The decision to treat VPCs is not straightforward.  Single VPCs may not require specific therapy.  There are features of the arrhythmia which will help veterinarians decide if treatment is necessary – treatment is indicated when malignancy of the arrhythmia is noted.  Generally, what constitutes malignancy is frequent VPCs, pairs and triplets, runs of VPCs known as ventricular tachycardia (see below) or very rapid VPCs.  These features of arrhythmia malignancy may suggest a risk for life-threatening ventricular fibrillation.  The test to help the decision to treat is a 24-hour ambulatory ECG called a Holter monitor (pictured above are the small, light-weight Holters that East Coast Veterinary Cardiology utilizes).  This is a small device that is worn to record every heart beat in a 24-hour window.  The Holter can then help determine the frequency and malignancy of the arrhythmia and requirement for treatment.  Holter monitors are then often used to follow response to therapy long term.

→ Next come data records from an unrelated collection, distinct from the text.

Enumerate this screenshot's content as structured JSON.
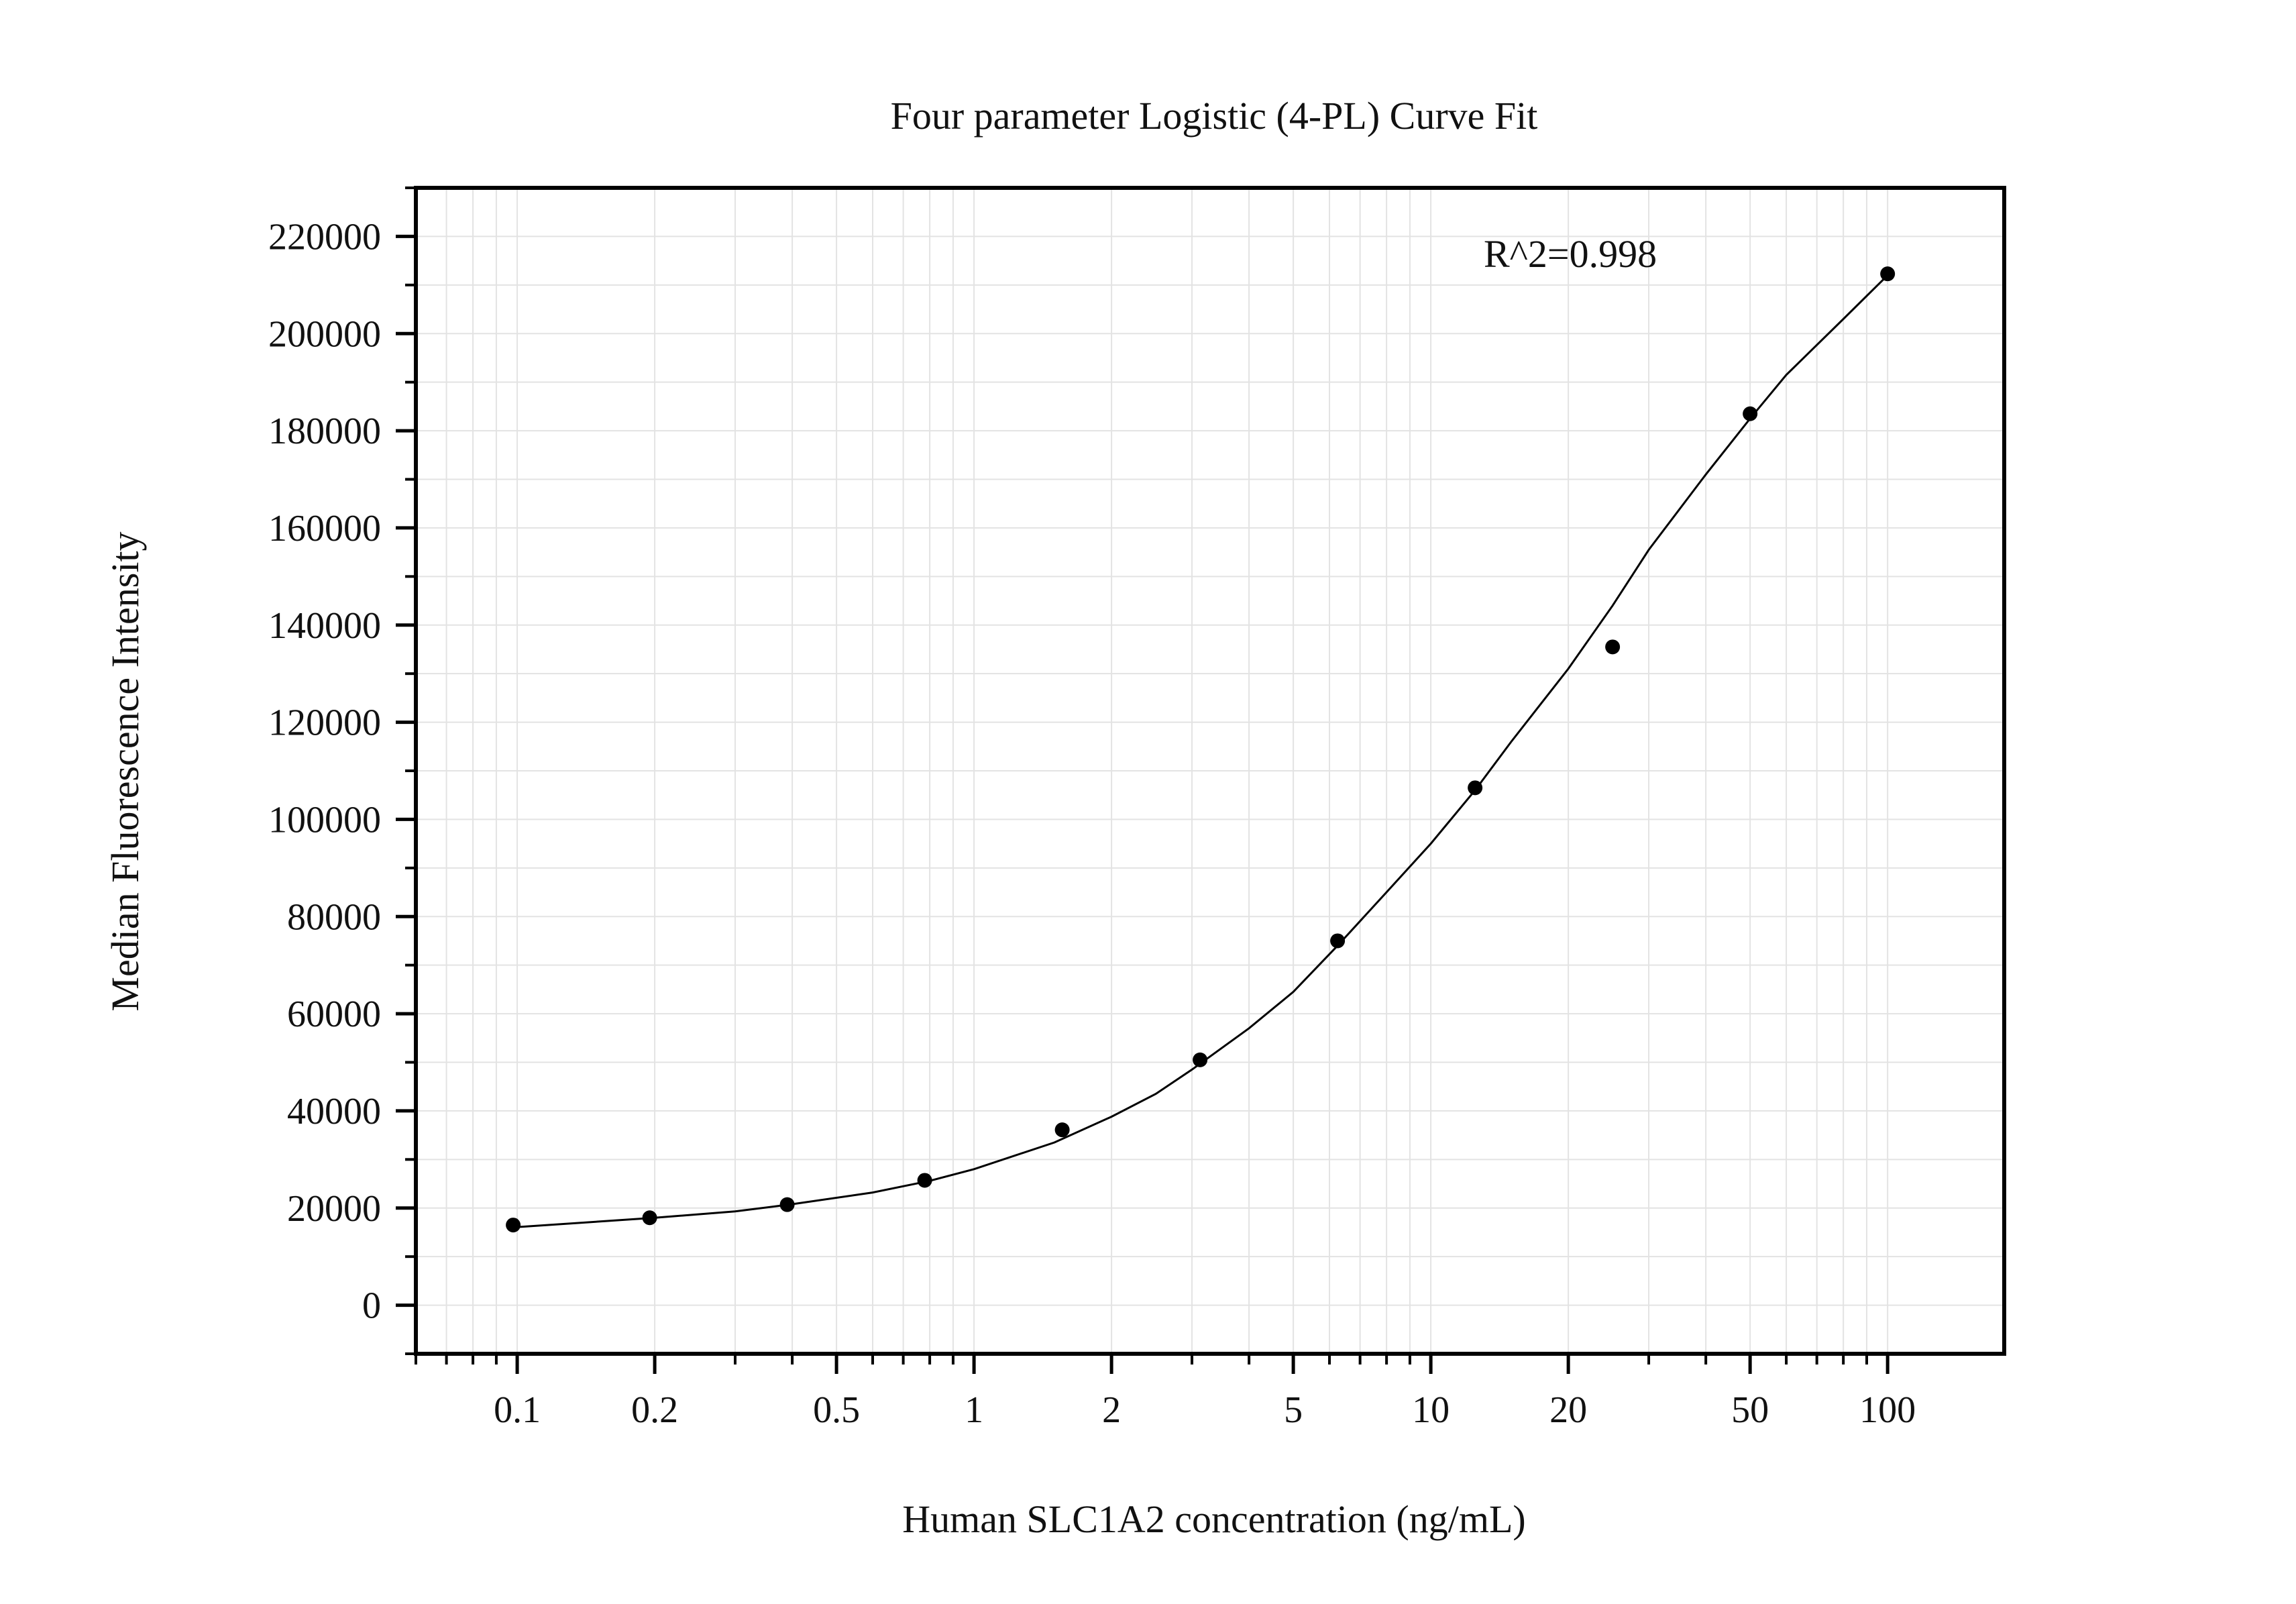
{
  "chart_data": {
    "type": "scatter",
    "title": "Four parameter Logistic (4-PL) Curve Fit",
    "xlabel": "Human SLC1A2 concentration (ng/mL)",
    "ylabel": "Median Fluorescence Intensity",
    "x_scale": "log",
    "xlim": [
      0.06,
      180
    ],
    "ylim": [
      -10000,
      230000
    ],
    "x_ticks": [
      0.1,
      0.2,
      0.5,
      1,
      2,
      5,
      10,
      20,
      50,
      100
    ],
    "x_tick_labels": [
      "0.1",
      "0.2",
      "0.5",
      "1",
      "2",
      "5",
      "10",
      "20",
      "50",
      "100"
    ],
    "y_ticks": [
      0,
      20000,
      40000,
      60000,
      80000,
      100000,
      120000,
      140000,
      160000,
      180000,
      200000,
      220000
    ],
    "y_tick_labels": [
      "0",
      "20000",
      "40000",
      "60000",
      "80000",
      "100000",
      "120000",
      "140000",
      "160000",
      "180000",
      "200000",
      "220000"
    ],
    "grid": true,
    "annotation": "R^2=0.998",
    "points": {
      "x": [
        0.098,
        0.195,
        0.39,
        0.78,
        1.56,
        3.125,
        6.25,
        12.5,
        25,
        50,
        100
      ],
      "y": [
        16500,
        18000,
        20700,
        25700,
        36100,
        50500,
        75000,
        106500,
        135500,
        183500,
        212300
      ]
    },
    "curve": {
      "x": [
        0.097,
        0.15,
        0.2,
        0.3,
        0.4,
        0.6,
        0.8,
        1.0,
        1.5,
        2.0,
        2.5,
        3.0,
        4.0,
        5.0,
        6.25,
        8.0,
        10.0,
        12.5,
        15.0,
        20.0,
        25.0,
        30.0,
        40.0,
        50.0,
        60.0,
        80.0,
        100.0
      ],
      "y": [
        16000,
        17200,
        18000,
        19300,
        20800,
        23200,
        25600,
        28000,
        33500,
        38800,
        43500,
        48500,
        57000,
        64500,
        74000,
        85000,
        95000,
        106000,
        116000,
        131000,
        144000,
        155500,
        171000,
        182500,
        191500,
        203000,
        212000
      ]
    }
  }
}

Treatment of VPCs consists of addressing any primary causes and when necessary, the addition of anti-arrhythmic medications.  The most commonly prescribed class of drugs for VPCs are called beta blockers.  These medications block the adrenaline receptors on the heart muscle and reduce the rate of discharge of the ectopic site in the ventricles causing the VPCs.  Some beta blockers commonly prescribed include sotalol and atenolol.  When animals fail to respond to beta blockers alone, a second medication called mexiletine is typically added.  For some animals with serious ventricular arrhythmias, they may be hospitalized on intravenous medications to stabilize their rhythm prior to discharge to home with oral medications.  It is unknown if medical therapy reduces the true risk for sudden death in animals with VPCs – in humans, an implantable cardio-defibrillator is the only intervention known to help reduce the risk for sudden arrhythmic death in at-risk patients.

Prognosis is dependent on the underlying cause of the VPCs – generally the underlying disease causing the VPCs will determine the prognosis.  If they are related to extra-cardiac illness, in some cases the VPCs will be self-limiting once the illness is treated/resolves.  It is important to note that animals with structural heart disease and VPCs do have a higher risk for sudden death due to ventricular fibrillation.  If your pet has been diagnosed with VPCs, it is important to monitor for signs of exercise intolerance, weakness or fainting, and sudden labored breathing and contact a veterinarian if signs are noted.  If your pet is receiving treatment for VPCs, it is very important to give the medication(s) as prescribed and never stop them abruptly unless directed to do so by a veterinarian.

An ECG in a patient with a run of ventricular tachycardia.  The first two beats on the left of the tracing are normal (sinus beats), followed by development of a run of wide beats called VPCs.  More than 3 VPCs in a row constitutes ventricular tachycardia which can be a life-threatening arrhythmia.